Peu à peu, la rumeur d'un enfant avec une auréole se répandit et pénétra les coins les plus isolés. Là-bas, vivaient trois rois qui étaient voisins et qui s'appelaient GASPARD, MELCHIOR et BALTHAZAR. Ils ressemblaient à des mendiants et pourtant ils étaient des vrais rois et – plus bizarre encore - des sages. Selon l'Ecriture, ils savaient s'orienter d'après la constellation des étoiles et c'est un art difficile comme le savent tous ceux qui ont déjà essayé de suivre une étoile.

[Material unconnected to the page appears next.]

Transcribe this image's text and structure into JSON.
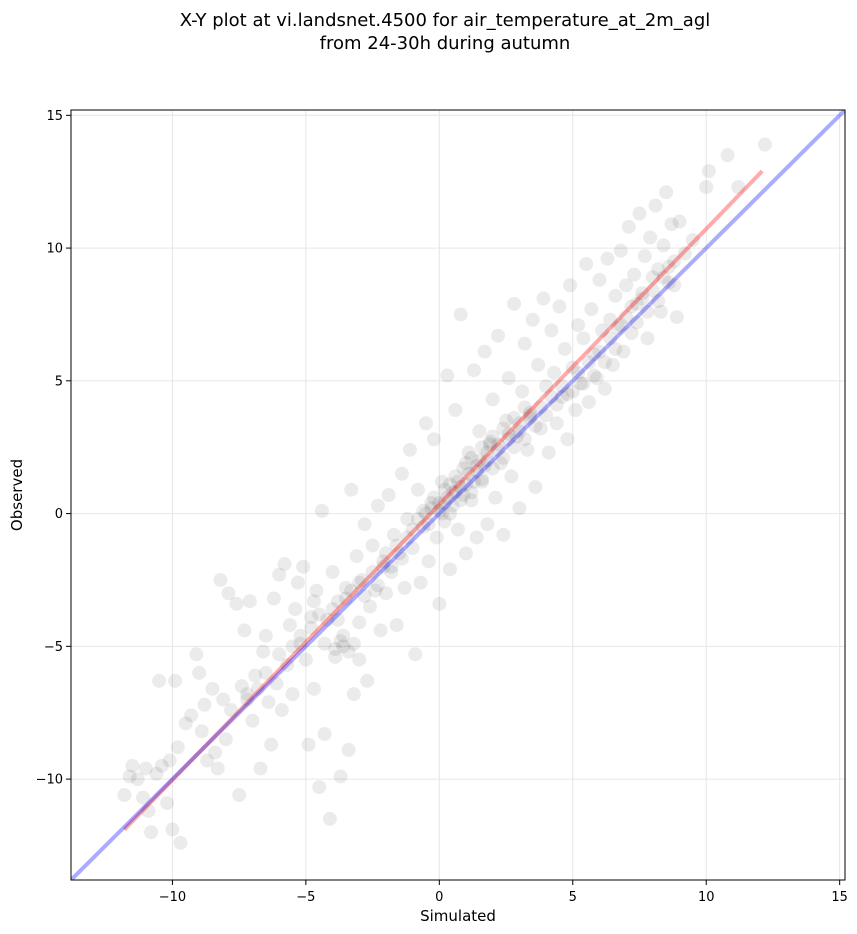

Ces trois rois donc se réunirent, équipèrent un merveilleux cortège et partirent le soir en hâte avec leurs chameaux et les éléphants. Dans la journée, les hommes et les animaux se reposaient sous les rochers du désert de pierres et l'étoile qui leur indiquait la direction, les attendait patiemment au ciel en transpirant beaucoup dans la chaleur du soleil jusqu'à ce qu'il fît nuit. La nuit, elle guidait à nouveau le cortège. Ainsi, ils avancèrent mais arrivés à Jérusalem, l'étoile prit la direction de Bethléem. Les rois ne voulurent plus la suivre. En effet, ils cherchaient l'enfant d'un roi dans un château fort plutôt que dans un village. L'étoile se mit en colère. De désespoir, elle sauta à droite, à gauche, et remua la queue mais sans effet. Les trois sages étaient tellement sages qu'ils ne comprenaient même plus les choses les plus simples.
Entre temps, le petit matin arriva et l'étoile pâlit. Elle s'assit dans la couronne d'un arbre à côté de l'étable et tous ceux qui passaient la prenait pour un citron oublié. Elle ne sortit pas avant la nuit et s'éleva au-dessus du toit. Les rois furent heureux et se précipitèrent vers elle. Toute la journée, ils avaient cherché l'enfant, sans le trouver, car dans le château fort de Jérusalem résidait un gros type dégoûtant qui s'appelait Hérode. L'un des trois rois du nom de Melchior était long comme un arbre et noir comme de l'encre, si bien que même dans la lumière de l'étoile, on ne voyait de lui qu'une paire d'yeux et une denture horrible.
Chez lui, on l'avait nommé roi par qu'il était un peu plus noir que les autres. Mais maintenant, il se rendait compte, avec chagrin, qu'on le regardait comme s'il était le diable. Chaque fois qu'il se penchait de son chameau pour donner des friandises, les enfants s'enfuyaient et les femmes chrétiennes se signaient comme pour se protéger d'une attaque païenne.
Melchior s'avança timidement et s'agenouilla devant l'enfant. Hélas, il aurait aimé montrer une toute petite tache blanche et comme il aurait voulu faire voir son âme. Il cacha son visage dans ses mains, anxieux de savoir si l'enfant Dieu s'inquiétait de lui. En se rendant compte que l'enfant ne criait pas, il osa regarder un tout petit peu à travers ses doigts. Et il vit l'enfant charmant qui lui souriait et qui essayait d'attraper ses cheveux crépus. Le roi noir en fût tout heureux ! Jamais il n'avait roulé ses yeux si merveilleusement et rit d'une oreille à l'autre.
Ce fut plus fort que lui, Melchior saisit les pieds de l'enfant pour embrasser tous ses doigts comme c'était l'usage dans son pays. Et lorsqu'il lâcha les pieds, il vit le miracle : l'intérieur de ses mains était devenu blanc !
Et depuis, tous les noirs ont l'intérieur des mains blanc. Allez les voir, découvrez-les et saluez-les fraternellement.